Primo, che i figli dell’immigrazione conoscevano bene la scena indipendente e ne facevano anche parte.
Secondo, che la realizzazione personale di queste persone andava inevitabilmente a scontrarsi con una legge per la cittadinanza italiana anacronistica. Così era nato “ReteG2 + MI AMI 2010”, una carrellata dei principali gruppi e musicisti italiani che sostenevano di non volere più “italiani con il permesso di soggiorno”, ma solo italiani, senza differenze sulle origini.

Ora che un primo passo a favore del cambio della legge per l’acquisizione della cittadinanza italiana è stato fatto con il voto del 13 ottobre 2015 alla Camera, c’è bisogno di fare tutti il tifo per un voto positivo anche al Senato.
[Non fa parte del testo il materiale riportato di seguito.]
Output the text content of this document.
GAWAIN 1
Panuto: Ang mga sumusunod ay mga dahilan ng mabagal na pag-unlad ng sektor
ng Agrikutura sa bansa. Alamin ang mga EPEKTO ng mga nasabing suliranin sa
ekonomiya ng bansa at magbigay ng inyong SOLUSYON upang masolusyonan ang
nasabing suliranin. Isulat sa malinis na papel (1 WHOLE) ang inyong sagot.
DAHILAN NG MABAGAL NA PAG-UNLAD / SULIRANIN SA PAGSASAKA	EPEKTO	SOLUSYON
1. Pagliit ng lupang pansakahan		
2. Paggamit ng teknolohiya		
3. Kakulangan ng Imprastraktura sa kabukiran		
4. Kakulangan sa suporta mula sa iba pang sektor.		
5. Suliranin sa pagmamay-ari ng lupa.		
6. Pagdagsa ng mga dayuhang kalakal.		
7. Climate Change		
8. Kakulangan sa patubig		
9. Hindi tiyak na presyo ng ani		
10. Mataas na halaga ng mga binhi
In questo modo le seconde generazioni nate nel nostro Paese potranno essere riconosciute come italiane, anche a livello formale, se almeno un genitore ha il permesso di soggiorno UE per il lungo periodo. Cioè: vive in Italia da almeno cinque anni, ha un reddito sufficiente, ha passato il test di lingua e cultura italiana. Per le seconde generazioni che arrivano in Italia da piccole, invece, come Emily dei Cosmetic nata in Francia e portata qui dai genitori quando aveva tre anni, bisognerà dimostrare di aver frequentato almeno un ciclo scolastico intero: in questo modo i genitori potranno fare la domanda per i figli.

Cosa vuol dire tutto questo per le seconde generazioni che suonano e cantano? Che con la cittadinanza italiana nessuno potrà negarvi un’esibizione in un paese che non sia l'Italia. Secondo, se avete mai trovato degli impedimenti nel presentare una domanda di partecipazione a un bando pubblico, con questo voto storico verranno considerate le vostre capacità, non le vostre origini. Un terzo punto, da non sottovalutare. Chi l’ha detto che per lavorare nel campo della musica si debba per forza suonare? Sono tantissime le professioni che ruotano attorno al sistema: tecnici del suono, produttori, uffici stampa. Quello che accomuna tutti, piuttosto, è il momento storico precario che fa sì che solo i più coraggiosi siano disposti a correre il rischio di lavorare saltuariamente, pur di fare quello che amano. Il rischio sale quando sei nato e cresciuto in Italia ma hai origini straniere e la cittadinanza non ti viene riconosciuta: per rimanere in quello che per tutti è il tuo paese devi avere un reddito abbastanza alto che ti assicuri il permesso di soggiorno. E c’è poco spazio per le passioni, se il pericolo è quello di essere espulso.

Per amore della giustizia e di un paese onesto con se stesso, dita incrociate per il prossimo voto al Senato. In cambio avremo gran bella musica, senza limiti.